The dramatic entertainment provided by the 2014 World Cup finals has been one happy surprise in Brazil; another has been the comparative absence of the street demonstrations that exploded across the land during last summer’s Confederations Cup warm-up.
Protest marches have been staged at various times, mainly in Sao Paulo, Rio de Janeiro and Porto Alegre. But they have seen nothing like the intensity or anger or vast numbers that generated international headlines a year ago.
This is certainly not because the government of President Dilma Rousseff has enacted sweeping changes or improvements to the daily lives of a population of 300 million. Brazil this year is largely the same as it was last year and this writer travelled both then and now across some of the vast distances of what Fifa president Sepp Blatter describes as “a continent rather than a country”.
Brazil is one of the largest countries on the earth. This factor is almost unnoticed abroad. Whereas the United States, Canada, China and Russia are all geographically horizontal, Brazil is — like India —vertical.
But Brazil, unlike India, shares the length of its continent with Argentina, Uruguay, Chile, Peru, Bolivia, Colombia, Ecuador and Venezuela.
It’s so big, it’s hidden.
The size contributes to governmental problems and Brazilians have long been inured to an acceptance of wide levels of corruption within the three sectors of administration at federal, state and city level.
Impatience and anger at “vanishing money” was a cause last year for which Fifa and its World Cup served as a spark of provocation and a clear target. Not that this is anything new. The World Cup and, to a far greater extent the Olympic Games, have always provided a convenient publicity window for anyone with a grudge about anything.
Sports minister Aldo Rebelo believes that the change in mood has been brought about partly by Brazil’s love of football but partly because of a greater sense and understanding of the realities.
He told this writer: “The demonstrations last year were viewed as demonstrations against the Confederations Cup but they happened because the population wanted to protest against problems with bus fares, education and health. Yes, some people tried to give it a flavour of a demonstration against the World Cup and that was the message the media took away, but that was not the case at all.”
Rebelo had always insisted back then that the World Cup would not see similar flare-ups but he was one of the few to say so and was widely disbelieved. Instead, he has been proved correct.

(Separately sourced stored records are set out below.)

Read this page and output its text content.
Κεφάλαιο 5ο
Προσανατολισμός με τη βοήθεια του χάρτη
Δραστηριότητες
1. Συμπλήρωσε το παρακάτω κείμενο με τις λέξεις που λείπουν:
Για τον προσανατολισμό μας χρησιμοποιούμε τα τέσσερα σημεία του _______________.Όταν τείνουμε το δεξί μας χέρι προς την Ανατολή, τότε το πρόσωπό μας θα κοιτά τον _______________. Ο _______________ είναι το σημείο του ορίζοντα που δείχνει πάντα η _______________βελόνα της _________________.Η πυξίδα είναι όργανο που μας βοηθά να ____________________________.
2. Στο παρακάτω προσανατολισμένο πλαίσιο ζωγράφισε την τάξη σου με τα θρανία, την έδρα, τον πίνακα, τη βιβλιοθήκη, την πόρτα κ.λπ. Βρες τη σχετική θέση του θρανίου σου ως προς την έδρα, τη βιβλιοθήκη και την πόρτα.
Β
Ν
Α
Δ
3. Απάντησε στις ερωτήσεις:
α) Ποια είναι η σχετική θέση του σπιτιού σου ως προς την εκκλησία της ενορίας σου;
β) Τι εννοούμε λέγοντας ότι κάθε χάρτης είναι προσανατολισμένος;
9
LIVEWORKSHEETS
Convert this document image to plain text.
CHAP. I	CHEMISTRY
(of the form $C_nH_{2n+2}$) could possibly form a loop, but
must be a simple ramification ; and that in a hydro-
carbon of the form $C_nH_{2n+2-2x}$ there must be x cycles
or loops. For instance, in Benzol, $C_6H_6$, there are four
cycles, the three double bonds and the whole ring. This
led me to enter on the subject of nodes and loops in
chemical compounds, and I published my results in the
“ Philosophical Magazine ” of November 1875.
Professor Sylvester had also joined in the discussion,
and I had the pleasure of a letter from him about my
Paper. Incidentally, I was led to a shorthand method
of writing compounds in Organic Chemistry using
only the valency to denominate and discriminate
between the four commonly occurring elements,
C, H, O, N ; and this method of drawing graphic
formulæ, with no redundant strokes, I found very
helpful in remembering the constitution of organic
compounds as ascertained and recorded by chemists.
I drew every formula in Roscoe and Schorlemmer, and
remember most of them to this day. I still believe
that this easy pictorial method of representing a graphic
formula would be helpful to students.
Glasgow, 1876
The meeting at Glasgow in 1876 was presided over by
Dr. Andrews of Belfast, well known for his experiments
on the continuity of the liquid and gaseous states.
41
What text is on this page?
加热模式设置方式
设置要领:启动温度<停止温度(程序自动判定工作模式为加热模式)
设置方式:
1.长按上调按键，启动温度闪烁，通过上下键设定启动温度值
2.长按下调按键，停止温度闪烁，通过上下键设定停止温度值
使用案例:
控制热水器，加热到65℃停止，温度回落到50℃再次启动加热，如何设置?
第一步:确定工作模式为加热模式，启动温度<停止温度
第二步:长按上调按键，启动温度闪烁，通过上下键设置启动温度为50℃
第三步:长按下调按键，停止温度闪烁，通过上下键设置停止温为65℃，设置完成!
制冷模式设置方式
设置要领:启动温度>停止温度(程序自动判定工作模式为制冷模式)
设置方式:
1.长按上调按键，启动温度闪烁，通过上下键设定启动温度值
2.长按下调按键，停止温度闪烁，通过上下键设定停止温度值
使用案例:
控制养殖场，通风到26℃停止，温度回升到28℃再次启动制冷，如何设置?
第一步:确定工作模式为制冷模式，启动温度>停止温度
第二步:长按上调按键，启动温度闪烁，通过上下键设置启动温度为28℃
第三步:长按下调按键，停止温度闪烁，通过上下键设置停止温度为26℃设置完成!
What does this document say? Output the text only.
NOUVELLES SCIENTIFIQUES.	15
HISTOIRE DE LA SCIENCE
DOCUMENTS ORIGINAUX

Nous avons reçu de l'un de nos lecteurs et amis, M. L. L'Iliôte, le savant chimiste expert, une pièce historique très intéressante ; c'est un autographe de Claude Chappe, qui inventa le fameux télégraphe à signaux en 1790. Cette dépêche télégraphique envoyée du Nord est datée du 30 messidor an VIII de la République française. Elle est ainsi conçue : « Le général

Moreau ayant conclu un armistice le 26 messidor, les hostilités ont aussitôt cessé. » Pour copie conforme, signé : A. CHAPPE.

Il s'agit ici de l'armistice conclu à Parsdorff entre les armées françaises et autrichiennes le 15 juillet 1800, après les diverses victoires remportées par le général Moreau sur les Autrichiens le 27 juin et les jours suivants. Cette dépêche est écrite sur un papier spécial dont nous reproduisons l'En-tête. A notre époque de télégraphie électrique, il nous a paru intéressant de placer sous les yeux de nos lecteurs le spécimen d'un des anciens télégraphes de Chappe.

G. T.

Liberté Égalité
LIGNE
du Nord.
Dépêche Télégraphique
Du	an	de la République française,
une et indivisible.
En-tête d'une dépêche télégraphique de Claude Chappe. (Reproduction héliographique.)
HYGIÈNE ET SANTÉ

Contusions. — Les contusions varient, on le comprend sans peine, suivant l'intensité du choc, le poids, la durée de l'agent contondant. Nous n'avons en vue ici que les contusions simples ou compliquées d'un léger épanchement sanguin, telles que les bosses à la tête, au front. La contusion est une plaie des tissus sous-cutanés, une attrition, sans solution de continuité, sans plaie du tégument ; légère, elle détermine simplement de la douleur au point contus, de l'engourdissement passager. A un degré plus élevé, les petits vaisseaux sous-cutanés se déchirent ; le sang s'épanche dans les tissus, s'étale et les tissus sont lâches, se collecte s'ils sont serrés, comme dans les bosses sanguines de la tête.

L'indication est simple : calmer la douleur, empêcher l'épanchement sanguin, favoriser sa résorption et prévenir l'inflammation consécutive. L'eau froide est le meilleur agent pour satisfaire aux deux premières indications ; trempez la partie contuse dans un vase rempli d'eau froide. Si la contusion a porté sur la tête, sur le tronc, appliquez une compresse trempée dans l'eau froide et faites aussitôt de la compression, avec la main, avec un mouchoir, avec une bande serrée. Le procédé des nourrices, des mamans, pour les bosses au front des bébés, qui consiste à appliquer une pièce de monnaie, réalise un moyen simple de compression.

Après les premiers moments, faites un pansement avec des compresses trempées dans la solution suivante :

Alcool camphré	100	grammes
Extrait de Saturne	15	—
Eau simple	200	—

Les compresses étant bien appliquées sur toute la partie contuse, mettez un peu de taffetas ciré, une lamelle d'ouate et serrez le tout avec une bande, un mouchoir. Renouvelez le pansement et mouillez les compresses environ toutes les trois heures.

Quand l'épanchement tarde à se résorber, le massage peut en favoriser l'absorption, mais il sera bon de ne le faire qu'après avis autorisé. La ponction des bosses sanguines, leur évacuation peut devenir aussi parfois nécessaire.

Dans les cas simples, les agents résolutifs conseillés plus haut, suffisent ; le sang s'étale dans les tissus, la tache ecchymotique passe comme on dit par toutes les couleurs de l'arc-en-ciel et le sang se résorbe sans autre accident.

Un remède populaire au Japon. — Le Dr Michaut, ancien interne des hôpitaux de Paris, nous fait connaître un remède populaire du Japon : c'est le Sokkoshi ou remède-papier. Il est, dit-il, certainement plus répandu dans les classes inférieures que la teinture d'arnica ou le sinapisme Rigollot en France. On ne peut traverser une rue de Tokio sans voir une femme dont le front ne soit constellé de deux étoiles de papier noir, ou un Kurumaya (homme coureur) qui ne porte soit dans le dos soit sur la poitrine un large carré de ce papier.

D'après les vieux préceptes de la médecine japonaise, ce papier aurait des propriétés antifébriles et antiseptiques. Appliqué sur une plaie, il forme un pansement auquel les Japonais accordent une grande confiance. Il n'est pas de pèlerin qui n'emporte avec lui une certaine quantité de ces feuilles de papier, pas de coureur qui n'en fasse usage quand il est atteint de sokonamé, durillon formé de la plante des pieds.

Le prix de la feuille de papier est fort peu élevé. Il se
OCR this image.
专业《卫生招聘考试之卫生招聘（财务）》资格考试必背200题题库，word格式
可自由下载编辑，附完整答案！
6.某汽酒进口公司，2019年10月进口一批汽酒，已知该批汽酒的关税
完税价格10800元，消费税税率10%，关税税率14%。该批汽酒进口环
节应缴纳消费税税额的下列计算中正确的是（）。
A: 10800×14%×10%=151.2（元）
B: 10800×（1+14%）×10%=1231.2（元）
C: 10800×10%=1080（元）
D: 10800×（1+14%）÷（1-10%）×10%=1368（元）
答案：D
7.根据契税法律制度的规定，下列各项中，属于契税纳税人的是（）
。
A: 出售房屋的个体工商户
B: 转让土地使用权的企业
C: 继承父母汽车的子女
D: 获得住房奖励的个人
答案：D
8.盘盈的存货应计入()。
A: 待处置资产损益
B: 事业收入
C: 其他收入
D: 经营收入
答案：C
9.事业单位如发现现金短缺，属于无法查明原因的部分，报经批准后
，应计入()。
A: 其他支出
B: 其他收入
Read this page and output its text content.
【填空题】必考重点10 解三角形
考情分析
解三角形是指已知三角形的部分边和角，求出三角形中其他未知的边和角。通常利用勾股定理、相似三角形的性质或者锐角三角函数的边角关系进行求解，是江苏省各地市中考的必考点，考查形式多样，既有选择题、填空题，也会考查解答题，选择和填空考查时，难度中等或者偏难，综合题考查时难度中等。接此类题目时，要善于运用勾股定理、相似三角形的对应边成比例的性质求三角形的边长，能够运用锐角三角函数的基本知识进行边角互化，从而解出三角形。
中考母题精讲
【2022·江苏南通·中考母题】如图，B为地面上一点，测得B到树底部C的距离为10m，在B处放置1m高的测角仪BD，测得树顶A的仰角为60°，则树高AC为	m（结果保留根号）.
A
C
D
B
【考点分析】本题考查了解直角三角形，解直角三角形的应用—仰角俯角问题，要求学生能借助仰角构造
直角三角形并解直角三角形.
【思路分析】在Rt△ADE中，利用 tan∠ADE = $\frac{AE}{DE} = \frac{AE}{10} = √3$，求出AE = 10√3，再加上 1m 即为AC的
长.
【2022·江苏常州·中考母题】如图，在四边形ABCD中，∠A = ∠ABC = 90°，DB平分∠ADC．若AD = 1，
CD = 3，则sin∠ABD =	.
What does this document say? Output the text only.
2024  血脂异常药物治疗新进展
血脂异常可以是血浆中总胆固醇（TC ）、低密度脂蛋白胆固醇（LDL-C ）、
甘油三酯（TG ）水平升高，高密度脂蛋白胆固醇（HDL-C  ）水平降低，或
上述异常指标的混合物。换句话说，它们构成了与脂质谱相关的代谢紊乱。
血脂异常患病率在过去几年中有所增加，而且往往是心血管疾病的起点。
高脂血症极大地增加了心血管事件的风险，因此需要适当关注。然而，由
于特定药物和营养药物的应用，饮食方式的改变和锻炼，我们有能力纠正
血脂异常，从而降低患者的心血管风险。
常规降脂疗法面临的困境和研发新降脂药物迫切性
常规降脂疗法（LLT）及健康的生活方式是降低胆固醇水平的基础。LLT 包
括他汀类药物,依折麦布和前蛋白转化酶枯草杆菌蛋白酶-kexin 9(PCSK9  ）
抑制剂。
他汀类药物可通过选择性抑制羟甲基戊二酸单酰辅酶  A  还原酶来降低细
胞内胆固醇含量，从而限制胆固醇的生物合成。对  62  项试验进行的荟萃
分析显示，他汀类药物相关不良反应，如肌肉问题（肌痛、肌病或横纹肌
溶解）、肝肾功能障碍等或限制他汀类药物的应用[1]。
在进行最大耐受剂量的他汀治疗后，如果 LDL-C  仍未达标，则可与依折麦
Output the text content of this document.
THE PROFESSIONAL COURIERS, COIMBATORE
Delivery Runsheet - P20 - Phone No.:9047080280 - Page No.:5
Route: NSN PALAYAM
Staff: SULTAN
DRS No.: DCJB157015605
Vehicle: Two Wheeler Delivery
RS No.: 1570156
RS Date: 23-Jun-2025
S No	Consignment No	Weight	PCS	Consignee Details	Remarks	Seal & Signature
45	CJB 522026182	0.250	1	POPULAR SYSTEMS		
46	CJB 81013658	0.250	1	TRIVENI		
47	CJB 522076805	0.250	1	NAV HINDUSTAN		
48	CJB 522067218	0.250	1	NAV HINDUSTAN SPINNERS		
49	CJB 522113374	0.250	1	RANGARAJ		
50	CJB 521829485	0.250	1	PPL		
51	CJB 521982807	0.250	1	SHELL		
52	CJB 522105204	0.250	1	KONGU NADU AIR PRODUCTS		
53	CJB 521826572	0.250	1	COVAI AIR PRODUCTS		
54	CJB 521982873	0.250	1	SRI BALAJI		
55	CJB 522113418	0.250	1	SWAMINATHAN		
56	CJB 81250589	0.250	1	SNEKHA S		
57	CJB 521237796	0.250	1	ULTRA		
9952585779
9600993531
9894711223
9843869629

He says: “When people started publicising that there would be protests against the World Cup, I never believed in that because I trusted that the World Cup, because of its meaning to the world and to Brazil, would absorb all these dissatisfactions.
“It’s because in Brazil, football is not only a sport like any other; you must realise that football in Brazil is a part of the identity of our people beyond being a sport. It was the first platform of social development for the African descendants and the native peoples and the poor population to be able to emerge in Brazil socially and economically.
“It’s like a window that opened up in a country of great inequalities when there was not even education offered to this stratum of the population, (so) it’s very dear to the population. They have understood that the World Cup cannot, on its own, be a panacea for all Brazil’s problems and inequalities. But it helps to move forward.”
Transport, largely, has worked and so has the organisation. Brazilians are starting to take pride in what has been achieved and put on show for the visiting world.
Early fan and tourist arrivals from abroad were surprised by an apparent lack of fervour within the country for the World Cup. Certainly, Brazilians everywhere — man and women, boys and girls — proudly wear the yellow shirt in their daily lives, at work and at home. But that was it.
Now many alleys and lanes of the favelas (slums) are festooned with yellow and green ribbons and cars can be seen with small Brazilian flags flying from the windows. But that was not the case at the start: the World Cup has been a slow burn.
Brazil’s own achievement in reaching the semi-finals has kept that flame alive and — win or lose against Germany here in Belo Horizonte on Tuesday — they will go to the last weekend even if “only” for Saturday’s third-place play-off rather than Sunday’s final.
This has been a relief for Fifa though questions will go on long beyond the tournament about some of the inadequate refereeing. This includes the Spaniard, Carlos Velasco Carballo, whose failure to keep control of the Brazil-Colombia quarter-final was directly to blame for Neymar’s exit from the finals with a back injury.
Brazilians are not so much angry about Neymar’s absence as depressed. Still they have been reminded, as old hero Tostao told me, that in 1962 Pele was injured in the second group game and ruled out of the finals.
Amarildo, his young deputy, stepped in to score crucial goals all the way through to, and in, the victory over Czechoslovakia in the final. Who knows, they say, maybe Neymar’s injury is a good omen.
Just another example of the positive thinking that has changed the mood on the streets.